Current HPC hardware enable optimal control and data assimilation of computational fluid dynamics with applications in wind energy and micrometeorology. However, the size of the PDE constrained optimization problems remains extremely challenging for real applications. Especially, real-time simulations and control are out of reach. The current in-house software simulation tool SP-Wind scales efficiently up to 200,000 compute cores. Recently, we started developing time-parallel multiple shooting methods in SP-Wind, showing good speed-ups in simple 2D and 3D tracking problems. However, generalization to turbulent boundary layers and windfarms remains challenging.
The goal of the project is to make an important step towards real time simulation and control of wind farms. Matrix-free optimization is required to enable many constraints, and parallelization both in space and time levels is used to fully exploit the capacity of large supercomputers.
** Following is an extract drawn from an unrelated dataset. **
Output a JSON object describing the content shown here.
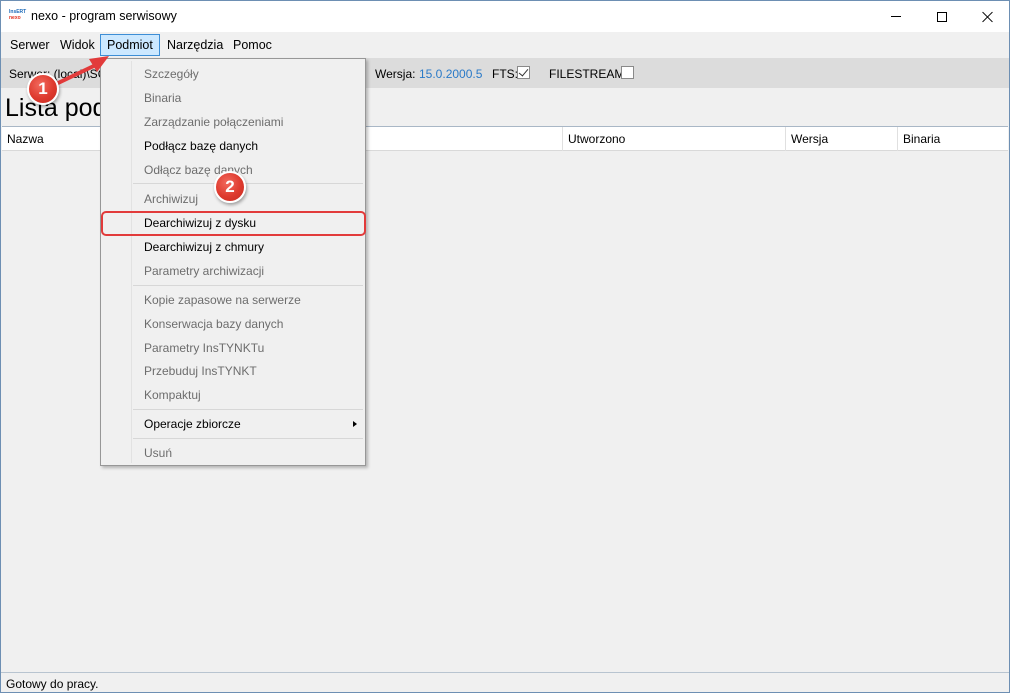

In addition, current state-of-the art numerical libraries are not easily accessible, as they do not work with the complex (and efficiently parallelized) data structures of SP-Wind. The current project aims at closing these gaps, leading to a potential order of magnitude speed-up of LES-based optimal control of wind farms, and enabling real-time use.
To achieve the goals, we will develop a matrix-free parallel multiple shooting method for large-scale nonlinear PDEs, efficiently coupled with optimization libraries, and develop an easy-to-use software interface between the optimization, time-parallelisation, and simulation software layers. The project relies on the complementary expertise of three research groups at KU Leuven, each renowned for their respective expertise. The proof-of-concept demonstrator in the current project is based on SP-Wind with a focus on wind-farm control. The project will also impact computational speed-up of other applications by parallelization of any PDE problem that relies on a time marching approach. Such applications are turbulence resolving simulations in various applications, magneto-hydrodynamics, but may also include finite-element methods for structural or electromagnetic problems when formulated in the time domain.